Neuroprotective effect of Geijigadaehwang-tang against trimethyltin-induced hippocampal neurodegeneration: An in vitro and in vivo study.

ETHNOPHARMACOLOGICAL RELEVANCE

Patients with dementia are diagnosed with deficiency patterns and interior patterns in traditional Chinese medicine due to decreased physical strength, mental atrophy including cognitive function, and decreased motor function in the gastrointestinal tract. Since "greater yin symptom" in Shanghanlun has been interpreted as interior, deficiency, and cold pattern in traditional Chinese medicine, it is necessary to determine whether Geijigadaehwang-tang (GDT) has therapeutic effects on neurodegenerative diseases and the underlying mechanism if it has such effects.

AIMS OF THE STUDY

Trimethyltin (TMT), a neurotoxic organotin compound, has been used to induce several neurodegenerative diseases, including epilepsy and Alzheimer's disease. This study aimed to evaluate the therapeutic efficacy of GDT for TMT-induced hippocampal neurodegeneration and seizures and to determine the mechanisms involved at the molecular level.

MATERIALS AND METHODS

The main components of GDT were analyzed using ultra-performance liquid chromatography.

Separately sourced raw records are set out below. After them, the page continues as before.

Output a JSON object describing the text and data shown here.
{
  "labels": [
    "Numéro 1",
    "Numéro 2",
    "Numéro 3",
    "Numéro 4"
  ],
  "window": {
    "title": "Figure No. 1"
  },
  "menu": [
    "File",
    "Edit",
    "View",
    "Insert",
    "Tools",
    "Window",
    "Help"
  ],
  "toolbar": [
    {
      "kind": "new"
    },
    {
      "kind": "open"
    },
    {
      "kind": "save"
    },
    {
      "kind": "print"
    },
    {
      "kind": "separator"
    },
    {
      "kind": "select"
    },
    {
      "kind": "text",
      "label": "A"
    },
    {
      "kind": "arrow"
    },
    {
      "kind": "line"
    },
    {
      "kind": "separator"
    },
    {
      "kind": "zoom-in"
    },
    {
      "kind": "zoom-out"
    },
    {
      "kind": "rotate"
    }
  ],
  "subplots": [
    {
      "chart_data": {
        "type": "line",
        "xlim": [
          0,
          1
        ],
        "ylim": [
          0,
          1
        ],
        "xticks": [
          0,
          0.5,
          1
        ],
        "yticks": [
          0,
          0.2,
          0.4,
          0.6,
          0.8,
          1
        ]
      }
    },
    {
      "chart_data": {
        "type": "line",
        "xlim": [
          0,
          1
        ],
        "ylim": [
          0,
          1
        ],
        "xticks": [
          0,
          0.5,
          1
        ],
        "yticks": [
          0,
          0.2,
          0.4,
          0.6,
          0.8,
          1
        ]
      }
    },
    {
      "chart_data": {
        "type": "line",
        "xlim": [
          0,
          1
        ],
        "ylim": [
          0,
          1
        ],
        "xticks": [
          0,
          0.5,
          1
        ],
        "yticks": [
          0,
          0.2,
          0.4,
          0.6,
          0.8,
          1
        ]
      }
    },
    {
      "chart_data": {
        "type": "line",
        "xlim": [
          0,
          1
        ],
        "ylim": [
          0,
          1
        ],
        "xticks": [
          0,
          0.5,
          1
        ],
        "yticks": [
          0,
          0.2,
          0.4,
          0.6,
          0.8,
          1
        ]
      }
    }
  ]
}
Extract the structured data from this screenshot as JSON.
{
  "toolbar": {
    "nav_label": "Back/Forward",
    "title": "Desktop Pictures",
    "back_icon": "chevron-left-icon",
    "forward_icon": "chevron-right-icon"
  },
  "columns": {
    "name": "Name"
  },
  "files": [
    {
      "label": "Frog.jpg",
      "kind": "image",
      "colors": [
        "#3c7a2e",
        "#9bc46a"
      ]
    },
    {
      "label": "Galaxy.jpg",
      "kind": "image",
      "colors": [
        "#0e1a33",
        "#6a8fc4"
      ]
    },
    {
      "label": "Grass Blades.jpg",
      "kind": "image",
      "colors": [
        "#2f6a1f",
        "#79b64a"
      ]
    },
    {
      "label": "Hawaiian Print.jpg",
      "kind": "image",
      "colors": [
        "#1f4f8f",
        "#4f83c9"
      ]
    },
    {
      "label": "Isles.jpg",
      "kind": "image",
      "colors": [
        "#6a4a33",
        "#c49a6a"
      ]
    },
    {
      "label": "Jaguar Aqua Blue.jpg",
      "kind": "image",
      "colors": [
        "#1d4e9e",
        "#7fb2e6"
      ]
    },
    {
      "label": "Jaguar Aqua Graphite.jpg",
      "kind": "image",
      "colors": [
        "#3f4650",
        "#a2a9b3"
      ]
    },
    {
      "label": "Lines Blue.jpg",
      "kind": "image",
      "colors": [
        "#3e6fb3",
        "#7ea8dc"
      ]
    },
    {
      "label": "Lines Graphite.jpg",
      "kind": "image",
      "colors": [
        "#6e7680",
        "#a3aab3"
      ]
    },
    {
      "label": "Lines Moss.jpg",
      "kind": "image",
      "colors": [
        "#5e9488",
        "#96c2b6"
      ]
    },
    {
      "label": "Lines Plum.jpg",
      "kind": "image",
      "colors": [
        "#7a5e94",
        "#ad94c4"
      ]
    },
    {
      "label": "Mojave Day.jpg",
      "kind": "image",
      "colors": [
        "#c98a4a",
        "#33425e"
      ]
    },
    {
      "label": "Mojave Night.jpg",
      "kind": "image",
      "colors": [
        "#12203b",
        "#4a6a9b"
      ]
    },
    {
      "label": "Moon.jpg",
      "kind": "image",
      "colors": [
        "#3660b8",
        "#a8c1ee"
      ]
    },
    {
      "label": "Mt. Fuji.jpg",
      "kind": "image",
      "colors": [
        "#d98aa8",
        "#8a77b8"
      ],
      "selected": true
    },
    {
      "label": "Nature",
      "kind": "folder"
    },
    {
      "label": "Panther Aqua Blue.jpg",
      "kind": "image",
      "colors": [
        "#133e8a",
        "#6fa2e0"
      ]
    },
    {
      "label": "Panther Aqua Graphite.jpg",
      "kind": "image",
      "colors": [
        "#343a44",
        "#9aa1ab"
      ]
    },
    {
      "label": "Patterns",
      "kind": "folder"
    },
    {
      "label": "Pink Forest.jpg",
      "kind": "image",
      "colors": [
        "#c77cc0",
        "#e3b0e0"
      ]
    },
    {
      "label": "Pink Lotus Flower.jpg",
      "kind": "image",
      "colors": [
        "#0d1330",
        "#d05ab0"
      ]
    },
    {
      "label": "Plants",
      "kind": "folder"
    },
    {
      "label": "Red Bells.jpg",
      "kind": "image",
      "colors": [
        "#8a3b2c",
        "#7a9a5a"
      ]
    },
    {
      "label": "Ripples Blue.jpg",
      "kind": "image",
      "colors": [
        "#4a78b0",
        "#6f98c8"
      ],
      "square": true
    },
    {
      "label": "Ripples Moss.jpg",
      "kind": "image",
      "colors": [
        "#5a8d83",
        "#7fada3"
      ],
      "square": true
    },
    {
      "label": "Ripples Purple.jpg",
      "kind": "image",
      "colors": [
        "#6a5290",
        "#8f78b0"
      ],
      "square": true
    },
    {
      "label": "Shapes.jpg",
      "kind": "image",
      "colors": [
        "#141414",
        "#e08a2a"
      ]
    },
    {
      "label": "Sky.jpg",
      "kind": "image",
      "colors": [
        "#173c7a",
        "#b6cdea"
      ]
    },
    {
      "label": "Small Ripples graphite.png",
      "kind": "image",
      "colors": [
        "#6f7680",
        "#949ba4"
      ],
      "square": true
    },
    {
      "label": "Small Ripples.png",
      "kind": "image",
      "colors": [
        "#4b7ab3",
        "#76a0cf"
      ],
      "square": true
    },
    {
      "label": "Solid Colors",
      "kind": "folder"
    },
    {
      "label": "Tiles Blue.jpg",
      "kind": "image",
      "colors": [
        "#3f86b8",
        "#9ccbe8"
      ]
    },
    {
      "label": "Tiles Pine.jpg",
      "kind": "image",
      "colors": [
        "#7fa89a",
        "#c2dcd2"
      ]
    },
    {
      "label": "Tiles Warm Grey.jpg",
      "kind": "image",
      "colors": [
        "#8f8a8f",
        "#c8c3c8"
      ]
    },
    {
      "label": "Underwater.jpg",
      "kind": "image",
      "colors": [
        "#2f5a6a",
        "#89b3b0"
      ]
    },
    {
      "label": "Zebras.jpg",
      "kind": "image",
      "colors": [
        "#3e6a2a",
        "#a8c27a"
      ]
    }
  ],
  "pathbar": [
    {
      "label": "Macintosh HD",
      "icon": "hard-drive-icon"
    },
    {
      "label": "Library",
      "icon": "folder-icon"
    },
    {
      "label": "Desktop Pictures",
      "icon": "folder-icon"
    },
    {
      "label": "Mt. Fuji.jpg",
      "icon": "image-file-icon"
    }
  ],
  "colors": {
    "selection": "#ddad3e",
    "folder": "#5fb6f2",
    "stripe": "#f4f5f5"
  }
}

TMT was used to induce neurotoxicity in microglial BV-2 cells and C57BL6 mice. GDT was administered at various doses to determine its neuroprotective and seizure inhibition effects. The inhibitory effects of GDT on TMT-induced apoptosis, inflammatory pathways, and oxidative stress pathways were determined in the mouse hippocampal tissues.

RESULTS

GDT contained emodin, chrysophanol, albiflorin, paeoniflorin, 6-gingerol, and liquiritin apioside. In microglial BV-2 cells treated with TMT, GDT showed dose-dependent neuroprotective effects. Oral administration of GDT five times for 2.5 days before and after TMT injection inhibited seizures at doses of 180 and 540 mg/kg and inhibited neuronal death in the hippocampus. In hippocampal tissues extracted from mice, GDT inhibited the protein expression of ionized calcium binding adaptor molecule 1, glial fibrillary acidic protein, nucleotide-binding oligomerization domain-like receptor family pyrin domain-containing protein 3, and phosphorylated nuclear factor (NF)-κB/total-NFκB ratio. Additionally, GDT inhibited the messenger RNA levels of tumor necrosis factor-α, inducible nitric oxide synthase, apoptosis-associated speck-like protein containing a caspase recruitment domain, caspase-1, interleukin-1β, nuclear factor erythroid-2-related factor 2, and heme oxygenase-1.

CONCLUSION

This study's results imply that GDT might have neuroprotective potential in neurodegenerative diseases through neuronal death inhibition and anti-inflammatory and antioxidant mechanisms.